En se voyant mutuellement…, l’homme et la femme se voient eux-mêmes encore plus pleinement et plus distinctement qu’à travers la vue, c’est-à-dire à travers les yeux du corps. En effet, ils se voient et ils se connaissent eux-mêmes avec toute la paix du regard intérieur…
» (Aud 02.01.1980)

« La phrase disant que les premiers êtres humains — l’homme et la femme — « étaient nus, sans en éprouver de honte » décrit indubitablement l’état de leur conscience, et même leur expérience réciproque du corps, c’est-à-dire l’expérience que fait l’homme de la féminité révélée dans la nudité du corps et, réciproquement, l’expérience analogue de la masculinité faite par la femme. » (aud 12.12.1979)

3. La nudité originelle exprime une plénitude de conscience.

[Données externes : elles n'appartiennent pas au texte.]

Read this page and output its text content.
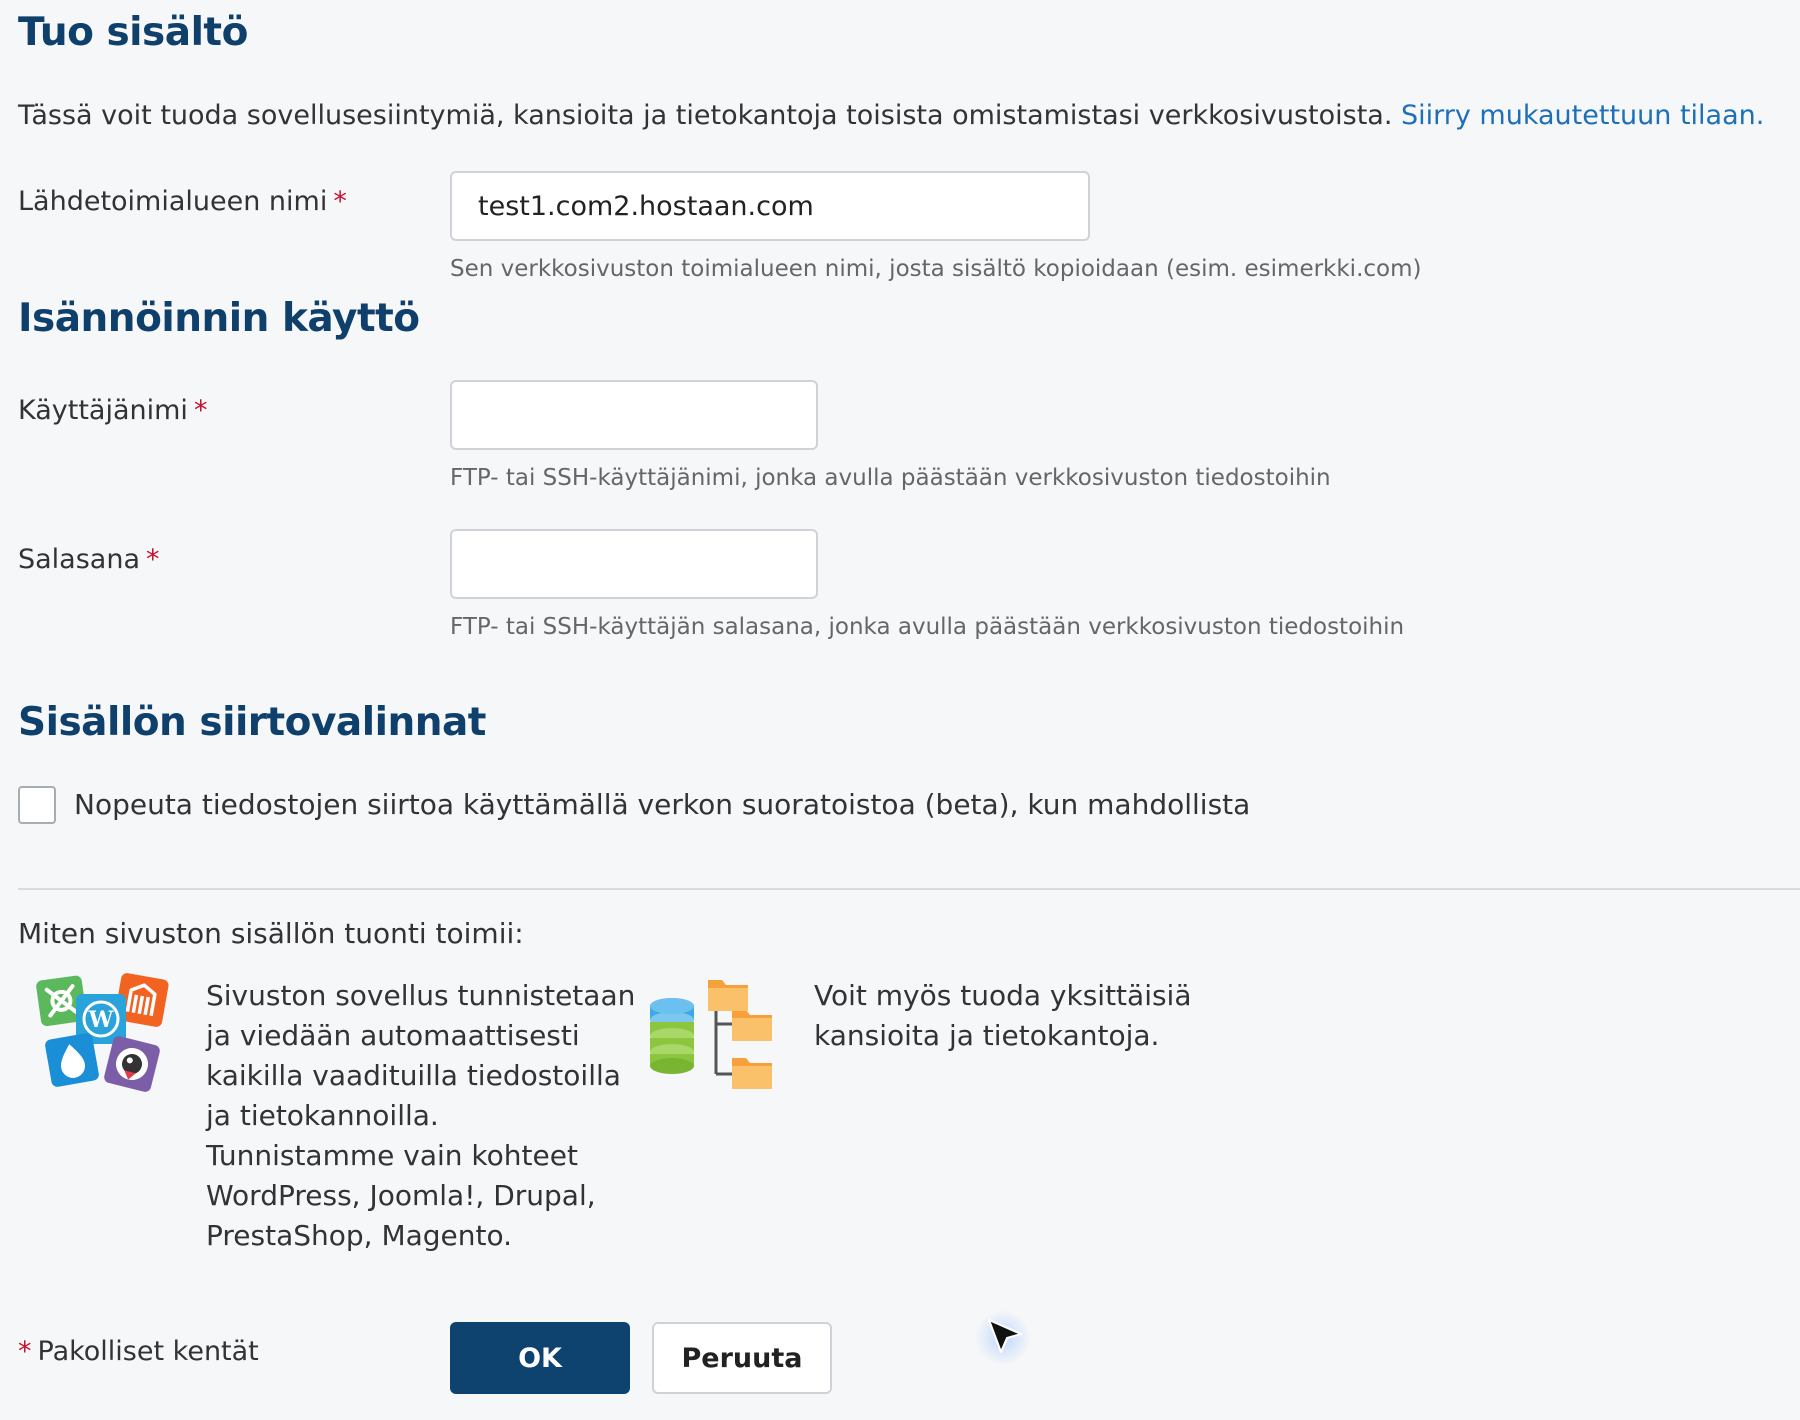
Tuo sisältö
Tässä voit tuoda sovellusesiintymiä, kansioita ja tietokantoja toisista omistamistasi verkkosivustoista. Siirry mukautettuun tilaan.
Lähdetoimialueen nimi *
test1.com2.hostaan.com
Sen verkkosivuston toimialueen nimi, josta sisältö kopioidaan (esim. esimerkki.com)
Isännöinnin käyttö
Käyttäjänimi *
FTP- tai SSH-käyttäjänimi, jonka avulla päästään verkkosivuston tiedostoihin
Salasana *
FTP- tai SSH-käyttäjän salasana, jonka avulla päästään verkkosivuston tiedostoihin
Sisällön siirtovalinnat
Nopeuta tiedostojen siirtoa käyttämällä verkon suoratoistoa (beta), kun mahdollista
Miten sivuston sisällön tuonti toimii:
W
Sivuston sovellus tunnistetaan
ja viedään automaattisesti
kaikilla vaadituilla tiedostoilla
ja tietokannoilla.
Tunnistamme vain kohteet
WordPress, Joomla!, Drupal,
PrestaShop, Magento.
Voit myös tuoda yksittäisiä
kansioita ja tietokantoja.
* Pakolliset kentät	OK	Peruuta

« Les mots employés par Genèse 2, 25 : « ils n’en éprouvaient pas de honte » n’expriment pas une carence. Ils indiquent au contraire une plénitude particulière de conscience et d’expérience, surtout une plénitude de compréhension de ce que signifie le corps, en liaison avec le fait qu’ « ils étaient nus »…, avec une profondeur originale, de ce qui est inhérent à la personne, de ce qui est « visiblement » féminin et masculin et constitue l’ « intimité personnelle » de la communication réciproque dans toute sa pureté et sa simplicité radicale. À cette plénitude de perception « extérieure », exprimée par la nudité physique, correspond la plénitude « intérieure » de la vision de l’homme en Dieu, c’est-à-dire selon la mesure de « l’image de Dieu »… » (aud 19.12.1979)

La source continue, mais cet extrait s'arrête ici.